Informed sources assure me it runs something like this... The literary set look down on the genre set (just look at the way the literaries had a fit when Stephen King won their award!), the straight genre folks look down on the cross-genre romance folks and straight romance folks. The authors with NY look down on e-published/small press authors and those authors look down on self-published/vanity published.
Despite the fact that I KNOW it's not strictly true... I know plenty of NY authors who don't look down on small press and others who, themselves, work in both NY and small press. I know plenty of small press published who don't look down on self-published authors.
Despite that fact, there is no reason for this kind of backbiting. I know that NY authors have often worked long and hard to get there and want recognition of that fact, but if you want to know the honest, hard truth of life, NO ONE OWES YOU RESPECT. Respect is something you earn, and you aren't going to earn it treating other people, authors or readers, like crap.
A contract in NY doesn't make you a better person than another. It doesn't even make you a better author, if you want to know the truth. It just means that your book was in the right place at the right time when some editor was in a really good mood. You might want to read my comments on contest wins about now. It runs about the same way, actually.
Now, that doesn't mean you have to be sweet and kind to everyone around you. Some people are so condescending, rude or otherwise offensive, simple sanity dictates that you tell them they are being that way. Does it win you friends among their supporters? No, it does not, but you have a choice...the same choice you always have in life. Are you going to play suck-up to people please or are you going to remain true to yourself and make a name for always doing so? Either way, you make some friends and some enemies. I prefer to make the ones that I don't have to pretend with, but that is my choice.
Back to the subject at hand. What are the reasons people have for their snide comments?
Some think it's EASY to write another genre. Bull! Hate to throw ice water on someone's dillusions... Okay, I'm really not sorry to do it, but there I go being honest again. It's no easier to write cross-genre romance than it is to write straight genre. Especially now, when expectations for these books are so high, the author has to not only build a strong universe and characters but weave in the romance so that the book is a unit and not simply a bunch of things happening between the same cover flaps. The expectations are not that the world and fantasy (or whatever cross-genre) will be sacrificed for the romance but that it be as strong and the romance be as strong as a straight romance.

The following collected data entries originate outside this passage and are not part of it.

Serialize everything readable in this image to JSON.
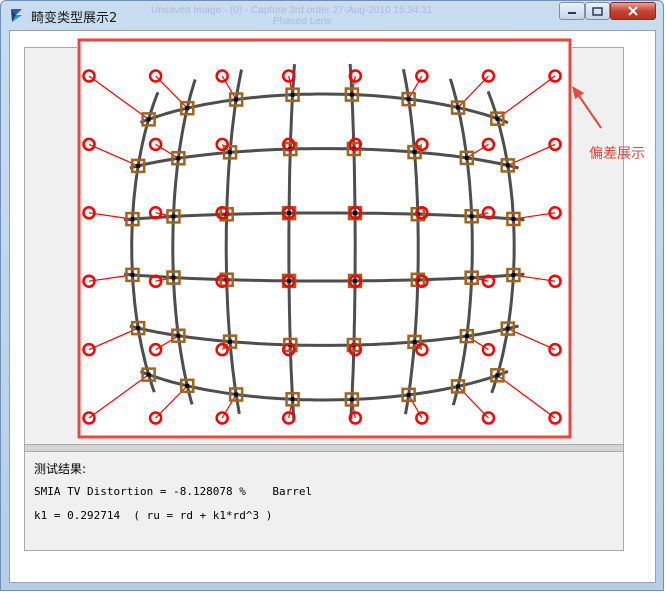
{
  "window": {
    "title": "畸变类型展示2",
    "ghost_title": "Unsaved Image - (0) - Capture 3rd order  27-Aug-2010 15:34:31",
    "ghost_subtitle": "Phased Lens"
  },
  "results": {
    "heading": "测试结果:",
    "distortion_line": "SMIA TV Distortion = -8.128078 %    Barrel",
    "k1_line": "k1 = 0.292714  ( ru = rd + k1*rd^3 )"
  },
  "annotation": {
    "label": "偏差展示"
  },
  "colors": {
    "highlight_red": "#e8483c",
    "ideal_marker": "#ff0000",
    "measured_marker": "#a0641e",
    "grid_line": "#2f2f2f"
  },
  "grid": {
    "columns": 8,
    "rows": 6,
    "distortion_type": "Barrel",
    "distortion_percent": -8.128078,
    "k1": 0.292714
  }
}
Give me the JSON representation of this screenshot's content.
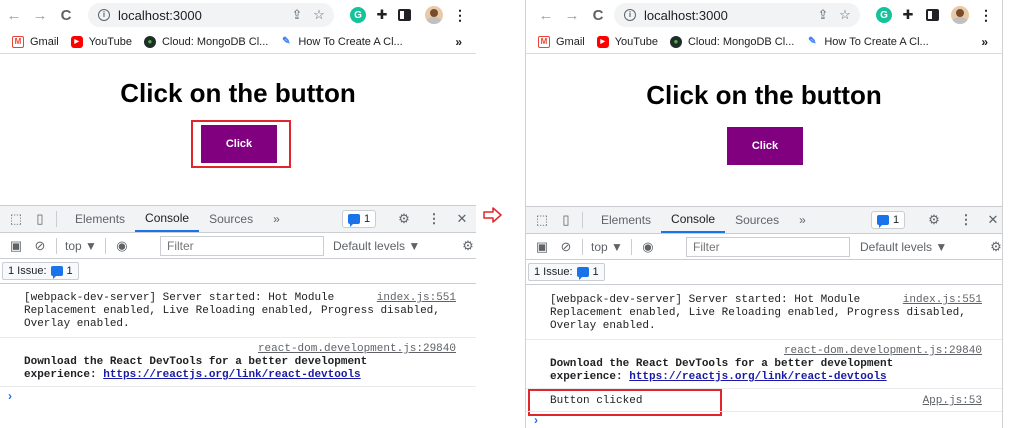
{
  "browser": {
    "url": "localhost:3000",
    "bookmarks": [
      {
        "label": "Gmail",
        "icon": "gmail-icon"
      },
      {
        "label": "YouTube",
        "icon": "youtube-icon"
      },
      {
        "label": "Cloud: MongoDB Cl...",
        "icon": "mongodb-icon"
      },
      {
        "label": "How To Create A Cl...",
        "icon": "page-icon"
      }
    ],
    "more": "»"
  },
  "page": {
    "title": "Click on the button",
    "button_label": "Click"
  },
  "devtools": {
    "tabs": [
      "Elements",
      "Console",
      "Sources"
    ],
    "more_tabs": "»",
    "issues_badge": "1",
    "context": "top ▼",
    "filter_placeholder": "Filter",
    "levels": "Default levels ▼",
    "issue_label": "1 Issue:",
    "issue_count": "1",
    "messages": [
      {
        "source": "index.js:551",
        "lines": [
          "[webpack-dev-server] Server started: Hot Module",
          "Replacement enabled, Live Reloading enabled, Progress disabled,",
          "Overlay enabled."
        ]
      },
      {
        "source": "react-dom.development.js:29840",
        "lines": [
          "Download the React DevTools for a better development",
          "experience: "
        ],
        "link": "https://reactjs.org/link/react-devtools"
      }
    ],
    "new_message": {
      "text": "Button clicked",
      "source": "App.js:53"
    },
    "prompt": "›"
  },
  "colors": {
    "button_bg": "#800080",
    "highlight": "#e0262c",
    "accent": "#1a73e8"
  }
}
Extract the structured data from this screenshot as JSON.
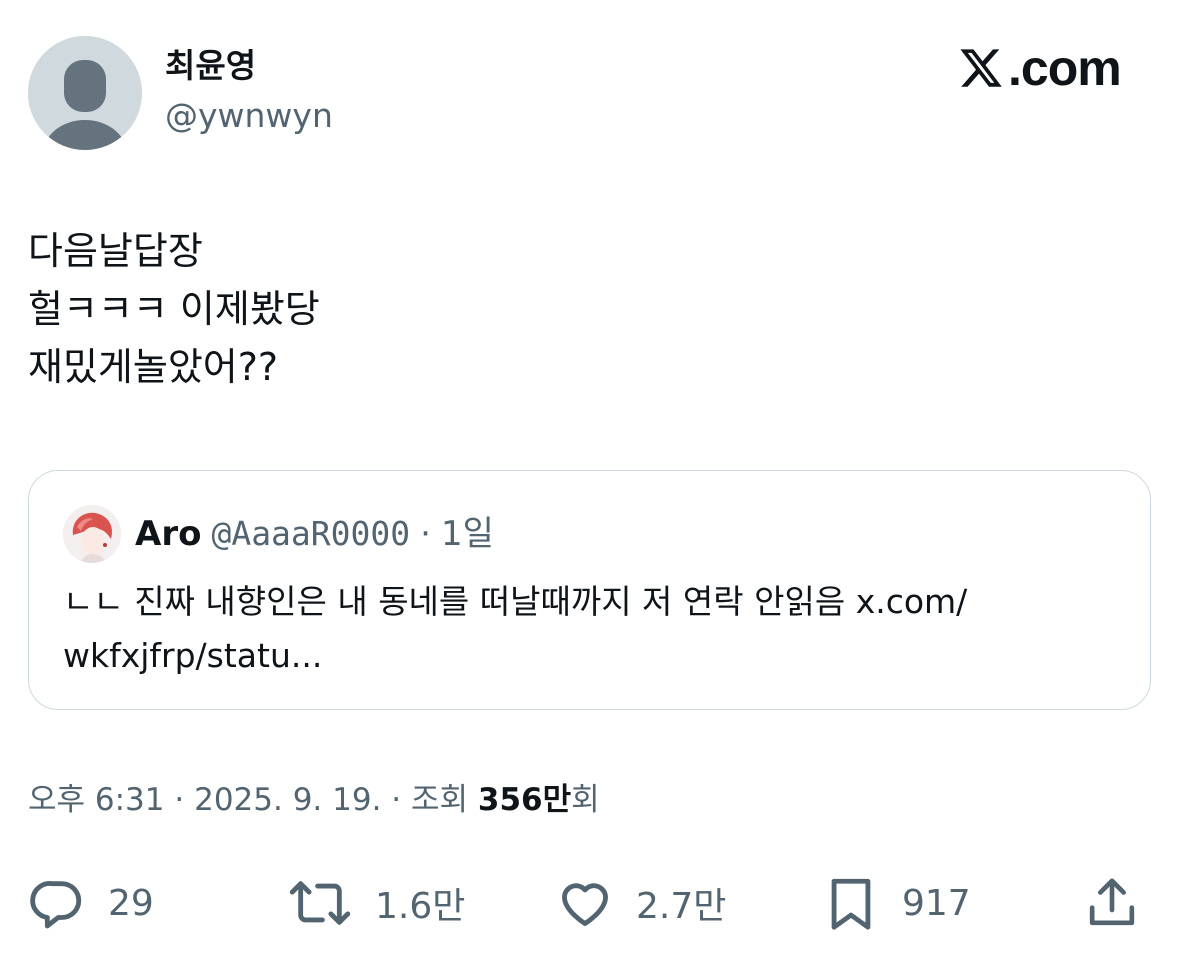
{
  "author": {
    "display_name": "최윤영",
    "handle": "@ywnwyn",
    "avatar_icon": "default-avatar-icon"
  },
  "site": {
    "logo_text": ".com",
    "logo_icon": "x-logo-icon"
  },
  "tweet": {
    "lines": [
      "다음날답장",
      "헐ㅋㅋㅋ 이제봤당",
      "재밌게놀았어??"
    ]
  },
  "quote": {
    "name": "Aro",
    "handle": "@AaaaR0000",
    "separator": "·",
    "time": "1일",
    "text_lines": [
      "ㄴㄴ 진짜 내향인은 내 동네를 떠날때까지 저 연락 안읽음 x.com/",
      "wkfxjfrp/statu..."
    ]
  },
  "meta": {
    "time": "오후 6:31",
    "date": "2025. 9. 19.",
    "separator": "·",
    "views_label": "조회",
    "views_count": "356만",
    "views_suffix": "회"
  },
  "actions": {
    "replies": "29",
    "retweets": "1.6만",
    "likes": "2.7만",
    "bookmarks": "917",
    "icons": [
      "reply-icon",
      "retweet-icon",
      "like-icon",
      "bookmark-icon",
      "share-icon"
    ]
  },
  "colors": {
    "text": "#0f1419",
    "secondary": "#536471",
    "border": "#cfd9de",
    "avatar_bg": "#cfd9de",
    "avatar_fg": "#64737d"
  }
}
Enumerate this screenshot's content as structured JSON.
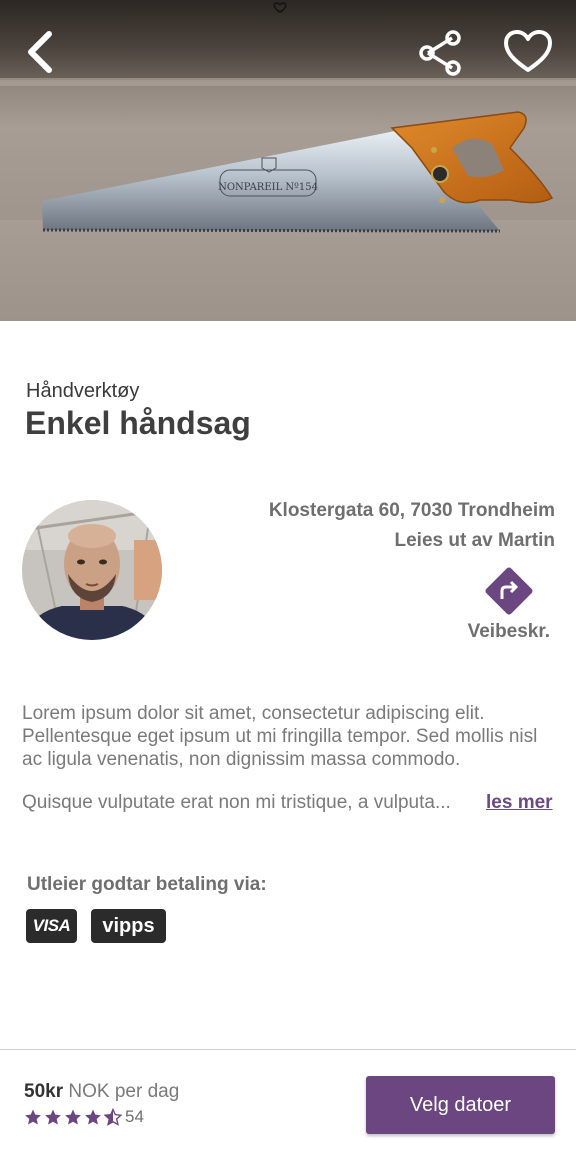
{
  "listing": {
    "category": "Håndverktøy",
    "title": "Enkel håndsag"
  },
  "owner": {
    "address": "Klostergata 60, 7030 Trondheim",
    "lender": "Leies ut av Martin",
    "directions_label": "Veibeskr."
  },
  "description": {
    "paragraph1": "Lorem ipsum dolor sit amet, consectetur adipiscing elit. Pellentesque eget ipsum ut mi fringilla tempor. Sed mollis nisl ac ligula venenatis, non dignissim massa commodo.",
    "paragraph2": "Quisque vulputate erat non mi tristique, a vulputa...",
    "read_more": "les mer"
  },
  "payment": {
    "label": "Utleier godtar betaling via:",
    "methods": [
      "VISA",
      "vipps"
    ]
  },
  "footer": {
    "price_amount": "50kr",
    "price_unit": " NOK per dag",
    "rating_value": 4.5,
    "rating_count": "54",
    "cta_label": "Velg datoer"
  },
  "saw_engraving": {
    "brand": "NONPAREIL Nº154"
  },
  "colors": {
    "accent": "#6b4680",
    "link": "#6c4a82"
  }
}
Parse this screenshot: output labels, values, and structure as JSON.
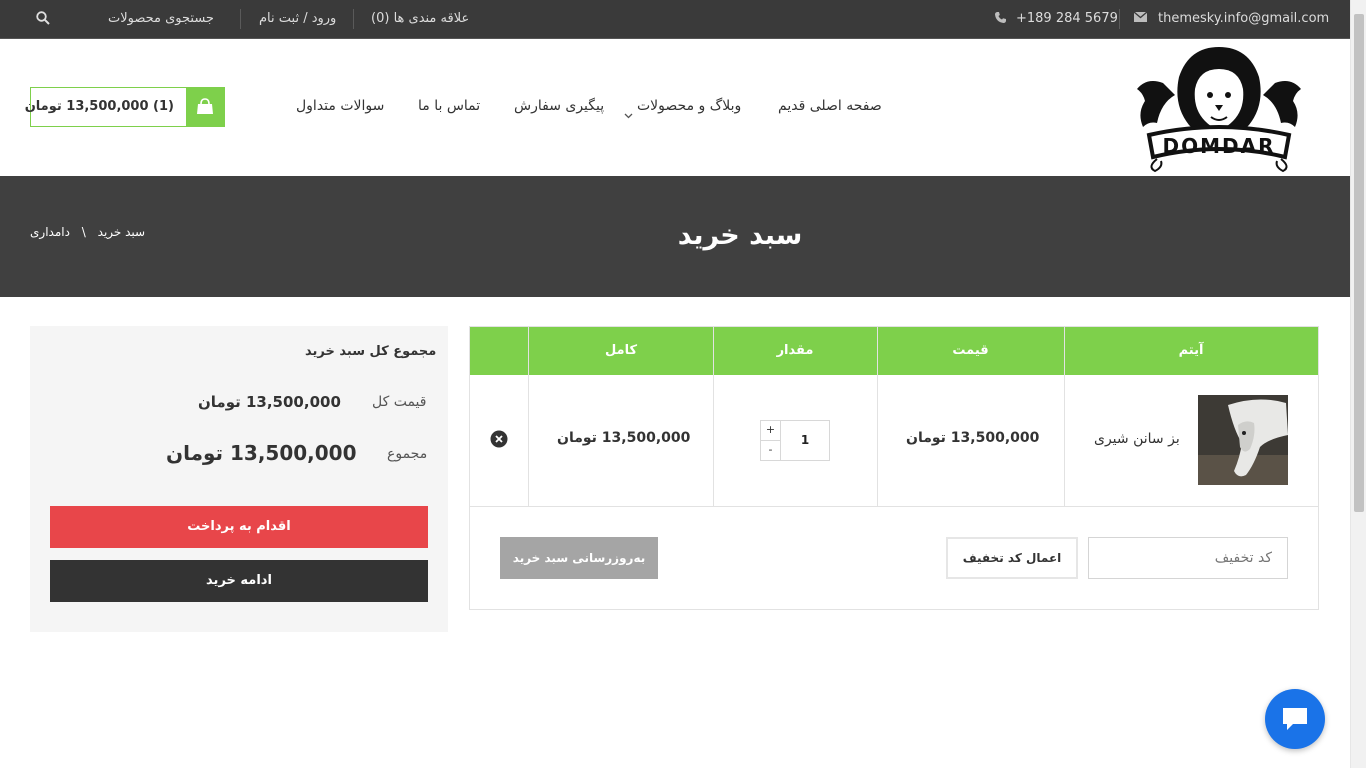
{
  "topbar": {
    "email": "themesky.info@gmail.com",
    "phone": "+189 284 5679",
    "wishlist": "علاقه مندی ها (0)",
    "login": "ورود / ثبت نام",
    "search": "جستجوی محصولات"
  },
  "brand": {
    "logo_text": "DOMDAR"
  },
  "nav": {
    "home": "صفحه اصلی قدیم",
    "blog": "وبلاگ و محصولات",
    "track": "پیگیری سفارش",
    "contact": "تماس با ما",
    "faq": "سوالات متداول"
  },
  "mini_cart": {
    "label": "(1)  13,500,000 تومان"
  },
  "hero": {
    "title": "سبد خرید",
    "crumb_home": "دامداری",
    "crumb_sep": "\\",
    "crumb_current": "سبد خرید"
  },
  "cart_table": {
    "headers": {
      "item": "آیتم",
      "price": "قیمت",
      "qty": "مقدار",
      "total": "کامل"
    },
    "row": {
      "product": "بز سانن شیری",
      "price": "13,500,000 تومان",
      "quantity": "1",
      "plus": "+",
      "minus": "-",
      "subtotal": "13,500,000 تومان"
    },
    "coupon_placeholder": "کد تخفیف",
    "apply_coupon": "اعمال کد تخفیف",
    "update_cart": "به‌روزرسانی سبد خرید"
  },
  "totals": {
    "title": "مجموع کل سبد خرید",
    "subtotal_label": "قیمت کل",
    "subtotal_value": "13,500,000 تومان",
    "total_label": "مجموع",
    "total_value": "13,500,000 تومان",
    "checkout": "اقدام به پرداخت",
    "continue": "ادامه خرید"
  },
  "colors": {
    "accent": "#7ed04b",
    "checkout": "#e8464a",
    "dark": "#404040",
    "chat": "#1a73e8"
  },
  "icons": [
    "envelope-icon",
    "phone-icon",
    "search-icon",
    "shopping-bag-icon",
    "chevron-down-icon",
    "remove-icon",
    "chat-icon"
  ]
}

Want the truth? Whatever you write is easier for you to write than something you don't write. What does that mean? It means that I like writing straight genre fiction and cross-genre fiction. Those are (comparatively speaking) easy for me to write. I can't cut down authors of biographies, because what they do isn't easy. Having dates and times handed to you and using them isn't a breeze. No matter what you write, you have to make that interesting to a reader, and you can't do that if you view writing it akin to having your teeth pulled.
I've tried this before, but I will challenge any author who suffers from the dillusion above to try it. Choose a genre you think is "easy to write." Now, write something in it. You think you did a good job? I BET YOU DO! Now comes the test. Have respected, published authors IN that genre crit it for you. Bet they tore it apart. Want to know why? It's not that they don't get it; it's that YOU don't get it. You can't write in their genre, because you don't understand the nuances of it. You can't write it, because you don't respect it or your heart isn't in it. You can't write it, because you want to break the rules to suit yourself, whether you realize it or not.
NO GENRE IS EASIER TO WRITE THAN ANOTHER. Get used to it! You write what you feel drawn to write. You write what you like, what you want to read, what you want to project to the world. So do others.
Some people look down on others because there is less value to what the other writes. Less value? EVERY reader reads for a reason. Maybe that reader wants escape from a dreary life. Maybe he wants information. Maybe she wants something that will make her think WHILE entertaining her. So, depending on what that reader wants from the act of consuming books, it may be your book that is of less value to the reader. No book will please everyone, and (in fact) chances are that no one book will please more than 10f all readers.
Some people look down on others for the manner in which a book is reproduced. This is one of the stupidest reasons I know to look down on another author. A book is a book is a book, no matter how it is reproduced. In fact, as readers have preferences in what they choose to read, they have preferences in how they choose to read it. There are some readers who, at this point in their lives, will only choose to read paper books. There are others who will only choose to read e-books. I've met many of them.
As I've stated before in this blog, small press and e-publishers are REAL publishers, royalty-paying (a much higher percentage per book sold so that some e-book authors earn as much as NY midlist authors, though they sell less books per release), with a high rejection percentage, reviewing well (even matching or beating NY books in many cases), and attracting NY authors into the fold. Even self-publishing or vanity publishing has its value. Books that have a very limited audience do well in a venue like this.
No matter what reason the author can attempt to give for the scorn he/she shows another author based on nothing more than genre or format of book, it has nothing to do with the book and everything to do with the author dealing out the rude comments. That author is nothing more than a snob, and the comments bear that out.